UK Supreme Court Rules That Employment Tribunal Fees Are Unlawful

    View Author July 2017

    In a hugely significant judgment, the UK Supreme Court has ruled today that the current regime of employment tribunal (ET) fees and employment appeal tribunal (EAT) fees prevents access to justice and is unlawful.

    The judgment means that with immediate effect, the fees system introduced under the Employment Tribunal and Employment Appeal Tribunal Fees Order 2013 is quashed and, in accordance with an undertaking given by the Lord Chancellor to the courts below, any fees paid since its introduction must be reimbursed.

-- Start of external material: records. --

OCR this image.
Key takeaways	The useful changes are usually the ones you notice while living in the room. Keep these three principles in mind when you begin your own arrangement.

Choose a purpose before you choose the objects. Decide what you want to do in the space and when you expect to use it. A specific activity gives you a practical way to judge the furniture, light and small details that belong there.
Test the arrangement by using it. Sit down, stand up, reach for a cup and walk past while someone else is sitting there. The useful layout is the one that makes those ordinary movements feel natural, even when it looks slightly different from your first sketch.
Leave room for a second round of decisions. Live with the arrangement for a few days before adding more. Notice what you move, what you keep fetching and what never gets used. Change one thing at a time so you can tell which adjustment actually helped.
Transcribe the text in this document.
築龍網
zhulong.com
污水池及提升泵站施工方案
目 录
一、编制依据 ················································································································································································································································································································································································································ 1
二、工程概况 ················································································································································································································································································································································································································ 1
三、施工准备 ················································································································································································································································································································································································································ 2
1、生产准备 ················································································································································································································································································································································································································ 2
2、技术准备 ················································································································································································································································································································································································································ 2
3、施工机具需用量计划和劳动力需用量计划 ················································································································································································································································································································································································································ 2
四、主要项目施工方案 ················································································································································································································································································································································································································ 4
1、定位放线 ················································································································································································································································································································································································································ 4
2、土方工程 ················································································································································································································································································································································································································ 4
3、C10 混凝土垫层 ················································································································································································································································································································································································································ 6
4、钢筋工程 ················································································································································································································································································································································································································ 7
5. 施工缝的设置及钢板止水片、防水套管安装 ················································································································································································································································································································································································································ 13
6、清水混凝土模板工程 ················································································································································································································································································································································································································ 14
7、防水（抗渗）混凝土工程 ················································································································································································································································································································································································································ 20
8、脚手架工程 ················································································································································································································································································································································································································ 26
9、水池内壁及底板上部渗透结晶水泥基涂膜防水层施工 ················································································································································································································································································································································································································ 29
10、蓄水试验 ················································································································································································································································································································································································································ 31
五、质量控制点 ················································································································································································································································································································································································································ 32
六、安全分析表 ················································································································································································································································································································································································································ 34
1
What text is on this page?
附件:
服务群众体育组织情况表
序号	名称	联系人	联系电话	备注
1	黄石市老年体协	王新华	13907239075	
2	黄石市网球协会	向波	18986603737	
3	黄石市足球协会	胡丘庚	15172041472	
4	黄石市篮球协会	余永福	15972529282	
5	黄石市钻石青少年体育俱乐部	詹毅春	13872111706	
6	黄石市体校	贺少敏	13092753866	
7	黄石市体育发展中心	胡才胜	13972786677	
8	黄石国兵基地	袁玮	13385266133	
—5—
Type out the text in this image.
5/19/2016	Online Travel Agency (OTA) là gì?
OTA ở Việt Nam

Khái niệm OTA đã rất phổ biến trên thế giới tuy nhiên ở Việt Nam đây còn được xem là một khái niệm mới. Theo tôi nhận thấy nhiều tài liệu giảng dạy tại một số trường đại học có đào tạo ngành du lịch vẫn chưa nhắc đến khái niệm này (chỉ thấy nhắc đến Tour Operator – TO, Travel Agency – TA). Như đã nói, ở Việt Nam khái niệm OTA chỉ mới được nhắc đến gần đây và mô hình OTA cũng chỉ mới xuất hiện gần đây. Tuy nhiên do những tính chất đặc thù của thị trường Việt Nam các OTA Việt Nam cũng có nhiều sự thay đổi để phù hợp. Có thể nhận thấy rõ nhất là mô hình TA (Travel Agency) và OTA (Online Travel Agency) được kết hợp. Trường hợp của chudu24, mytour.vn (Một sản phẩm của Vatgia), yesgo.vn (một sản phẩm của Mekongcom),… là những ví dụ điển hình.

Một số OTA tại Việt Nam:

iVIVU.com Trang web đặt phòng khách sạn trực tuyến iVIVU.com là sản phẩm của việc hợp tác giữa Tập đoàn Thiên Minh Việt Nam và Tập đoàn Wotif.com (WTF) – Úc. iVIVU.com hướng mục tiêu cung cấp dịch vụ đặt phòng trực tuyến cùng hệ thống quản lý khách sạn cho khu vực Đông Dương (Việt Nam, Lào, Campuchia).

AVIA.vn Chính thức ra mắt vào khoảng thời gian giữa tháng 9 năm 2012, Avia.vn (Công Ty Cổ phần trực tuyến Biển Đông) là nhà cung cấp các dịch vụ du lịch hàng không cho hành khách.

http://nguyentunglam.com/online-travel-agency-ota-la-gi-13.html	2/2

    In a unanimous decision, the Supreme Court said in R (on the application of UNISON) v. Lord Chancellor that the order introducing fees was unlawful under both domestic and EU law because it had the effect of preventing access to justice. Since it had that effect as soon as it was made in July 2013 it was, therefore, unlawful and must be quashed. In reaching its decision, the Supreme Court took into account the statistical evidence, which showed that the introduction of tribunal fees has resulted in a dramatic and persistent fall in the number of claims being brought, especially lower value claims.

    Since the fee system came into force on 29 July 2013, individuals bringing proceedings in the ET and any party pursing an appeal in the EAT have been required to pay fees. The amount of the fee for ET claims depends on the type of claim. The issue fee for a Type A claim (for example, claims for unlawful deductions from wages and breach of contract) was £160 and the hearing fee was £230. The issue fee for a Type B claim (for example, unfair dismissal and discrimination) was £250 and the hearing fee was £950. Whilst the Lord Chancellor had some discretion (under the exceptional power of remission) to rule that fees may be waived in certain circumstances, depending on the financial resources of the individual, the Supreme Court found that this power was rarely exercised and did not resolve the systemic problem that the introduction of fees had the effect of preventing access to justice.

    The Supreme Court also found that the introduction of fees was indirectly discriminatory under the Equality Act 2010 because the higher fees for Type B claims put women at a particular disadvantage, as a higher proportion of women bring Type B rather than Type A claims (in particular discrimination claims). The charging of higher fees was not a proportionate means of achieving one of the government’s stated aims of transferring the cost of tribunals from tax payers to users and could not, therefore, be justified. This judgment means that with immediate effect, fees will no longer be payable to bring claims in the ET or appeals in the EAT. The ET system will have its work cut out to make the immediate changes required as a result of this judgment. Summer holiday plans will likely need to be rescheduled.

    Furthermore, because of the undertaking given by the Lord Chancellor, the government will need to work out how it is going to reimburse claimants that have paid fees since the fee system was introduced. The total figure to be reimbursed is widely reported to be in the tens of millions of pounds. Working out who is owed precisely what is likely to be a logistical nightmare.

    Looking further ahead, it remains to be seen what new system (if any) the government will seek to put in place in response to this decision. The Supreme Court’s judgment today makes it clear that if any fees or other restrictions are put in place in future, such restrictions must properly reflect the fundamental public importance of access to justice.

    In the meantime, the abolition of ET fees with immediate effect means that employers can expect a material increase in the number of tribunal claims going forward, as we return to the ET landscape that was in place prior to 29 July 2013.